How to convert a WebM to MP4 in three clicks: drop your file, hit Convert, download. No upload, no signup, no watermark, and no file size cap up to 500 MB. Works on screen recordings, OBS captures, Loom downloads, and any browser MediaRecorder output. H.264 + AAC output plays on every device — iPhone, Windows Media Player, and every social platform that accepts MP4.

  • No file size limit (up to 500 MB)
  • Free forever
  • No signup
  • No watermark
  • Universal MP4 output
  • H.264 + AAC
  • Runs in your browser

Files never leave your browser. The conversion runs locally on your device.

Trusted by creators at startups, agencies, and Fortune 500 teams.
Free forever — no signup, no watermark, no length cap.

How it works

  1. 1

    Drop your WebM file

    Drag any .webm file in or click to choose. Files up to 500 MB are supported — no account required.

  2. 2

    Click Convert to MP4

    We transcode VP8/VP9 video to H.264 at CRF 22 and Opus audio to AAC at 160 kbps. Output is muxed into MP4 with +faststart for instant streaming playback. Most 1080p clips finish in 10–15 seconds.

  3. 3

    Download your MP4

    Hit Download. The output plays on every device, every browser, and every social platform that takes MP4 uploads.
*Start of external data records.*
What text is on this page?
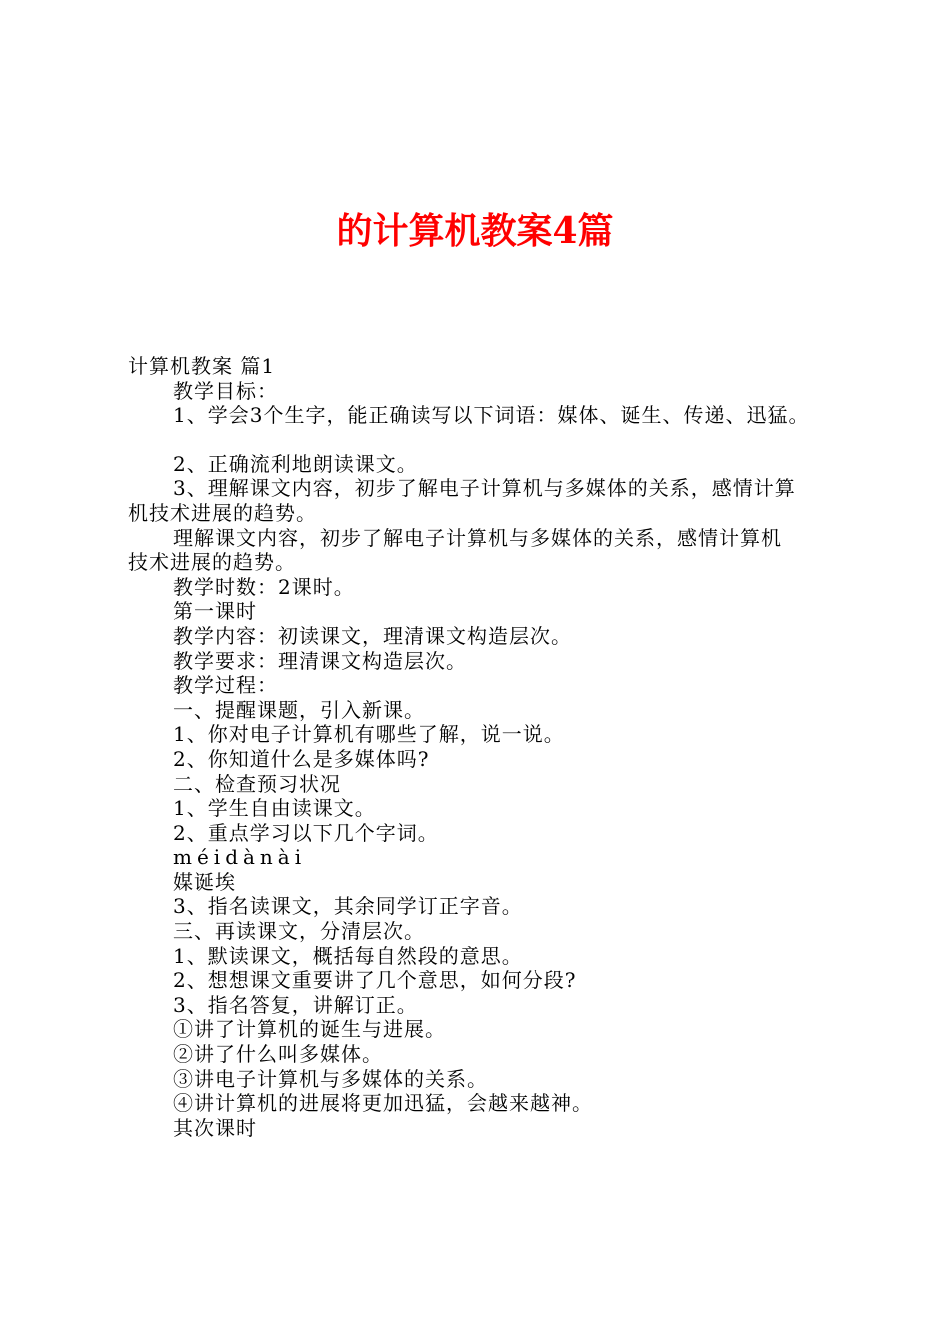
的计算机教案4篇

计算机教案 篇1

教学目标：

1、学会3个生字，能正确读写以下词语：媒体、诞生、传递、迅猛。

2、正确流利地朗读课文。

3、理解课文内容，初步了解电子计算机与多媒体的关系，感情计算

机技术进展的趋势。

理解课文内容，初步了解电子计算机与多媒体的关系，感情计算机

技术进展的趋势。

教学时数：2课时。

第一课时

教学内容：初读课文，理清课文构造层次。

教学要求：理清课文构造层次。

教学过程：

一、提醒课题，引入新课。

1、你对电子计算机有哪些了解，说一说。

2、你知道什么是多媒体吗?

二、检查预习状况

1、学生自由读课文。

2、重点学习以下几个字词。

méidànài

媒诞埃

3、指名读课文，其余同学订正字音。

三、再读课文，分清层次。

1、默读课文，概括每自然段的意思。

2、想想课文重要讲了几个意思，如何分段?

3、指名答复，讲解订正。

①讲了计算机的诞生与进展。

②讲了什么叫多媒体。

③讲电子计算机与多媒体的关系。

④讲计算机的进展将更加迅猛，会越来越神。

其次课时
When you need to convert a WebM to MP4

Every browser-based screen recorder hands you a .webm — Chrome's built-in recorder, OBS's WebRTC mode, Loom downloads, our own Clipy web recorder. Most of the time the next thing you want to do is upload to iMessage, drop in a Slack DM, or send to a Windows colleague — and that is when the universal-compatibility gap bites. Converting WebM to MP4 once solves it permanently.
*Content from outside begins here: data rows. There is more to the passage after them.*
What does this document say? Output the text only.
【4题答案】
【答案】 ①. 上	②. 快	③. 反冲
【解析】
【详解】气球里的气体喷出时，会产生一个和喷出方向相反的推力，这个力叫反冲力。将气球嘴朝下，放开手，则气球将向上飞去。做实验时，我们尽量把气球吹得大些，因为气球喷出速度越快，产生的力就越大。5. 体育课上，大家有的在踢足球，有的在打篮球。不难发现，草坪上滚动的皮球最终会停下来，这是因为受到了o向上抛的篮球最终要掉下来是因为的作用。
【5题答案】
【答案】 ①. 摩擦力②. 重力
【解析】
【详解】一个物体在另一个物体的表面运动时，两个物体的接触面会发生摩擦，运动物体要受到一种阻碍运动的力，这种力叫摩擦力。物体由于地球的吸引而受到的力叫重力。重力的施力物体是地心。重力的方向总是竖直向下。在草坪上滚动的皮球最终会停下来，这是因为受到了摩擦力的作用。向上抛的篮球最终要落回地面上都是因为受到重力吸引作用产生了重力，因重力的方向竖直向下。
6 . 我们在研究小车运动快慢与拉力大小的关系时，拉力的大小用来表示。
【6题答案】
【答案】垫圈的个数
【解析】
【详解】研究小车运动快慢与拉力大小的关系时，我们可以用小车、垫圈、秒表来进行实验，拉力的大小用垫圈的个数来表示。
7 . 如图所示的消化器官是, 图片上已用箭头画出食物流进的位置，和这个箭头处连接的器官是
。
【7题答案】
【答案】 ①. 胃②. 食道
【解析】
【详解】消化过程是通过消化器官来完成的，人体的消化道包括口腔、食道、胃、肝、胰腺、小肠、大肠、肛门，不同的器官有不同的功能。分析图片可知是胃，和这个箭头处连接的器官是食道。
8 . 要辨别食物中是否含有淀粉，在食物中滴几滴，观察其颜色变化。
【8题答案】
No file size limit — up to 500 MB

Most browser-based converters impose a 50–200 MB cap because they process files on their own servers and pay per gigabyte. This tool runs entirely in your browser via FFmpeg compiled to WebAssembly, so there is no server cost and no artificial cap. The only real ceiling is the WebAssembly memory limit in your browser tab, which is around 500 MB for most modern browsers. For files beyond that, the Clipy desktop app ships native FFmpeg with no memory ceiling at all.

Adjacent tools

Going the other direction? Convert MP4 to WebM — re-encodes to VP8 + Vorbis for HTML5 video, Google Slides embeds, and open-source players. Already have a working MP4 you want to compress further? Video compressor.

Why convert WebM to MP4?

WebM is what Chrome's MediaRecorder API outputs by default, so it's what most browser-recorded video starts as — Loom downloads, Clipy's web recorder, OBS WebRTC streams. The problem: WebM doesn't play in iMessage, in Safari without dependencies, in Windows Media Player, or on most social platforms that take video uploads. MP4 is the universal answer.

What is WebM?

WebM is an open-spec container built around VP8/VP9 video and Vorbis/Opus audio, championed by Google and Mozilla as a royalty-free alternative to MP4. Excellent for in-browser playback (every modern browser supports it natively) but poor compatibility outside the browser.

What is MP4?

MP4 (ISO/IEC 14496-14) is the dominant container on the web. With H.264 video + AAC audio inside, it plays natively in every browser, every mobile OS, every smart TV, and every video-accepting social platform.

Common questions

Is there a file size limit for converting WebM to MP4?

Up to 500 MB. The WebAssembly build of FFmpeg runs in your browser tab, and that is the practical memory ceiling. For files larger than 500 MB, use the desktop Clipy app — it runs native FFmpeg with no memory cap.

How do I convert a WebM file to MP4?

Drop the .webm file onto this page, click Convert to MP4, then click Download. The whole process takes 10–15 seconds for a typical 1080p clip. No account, no install, no upload required.

Why is converting WebM to MP4 not instant?

VP8/VP9 (inside WebM) and H.264 (inside MP4) are different codecs, so every frame must be decoded and re-encoded. This is a true transcode, not a remux. A 1080p clip takes 10–15 seconds for every minute of source on a modern laptop.

Will I lose quality?

There is a small one-generation quality loss on the re-encode — typically imperceptible at CRF 22 unless you do a side-by-side comparison. For pure archival quality, keep the original WebM.

Why is the audio quieter than I expected?

We convert audio to AAC at 160 kbps. If you need to boost levels, use the desktop app or run the output through a separate audio normalizer.

Is the file uploaded anywhere?

No. The conversion runs in your browser via FFmpeg compiled to WebAssembly. Verify in your network tab — there is no upload request.

Does this work on mobile?

Yes on modern iOS Safari and Chrome / Edge on Android, though large files may hit WebAssembly memory limits.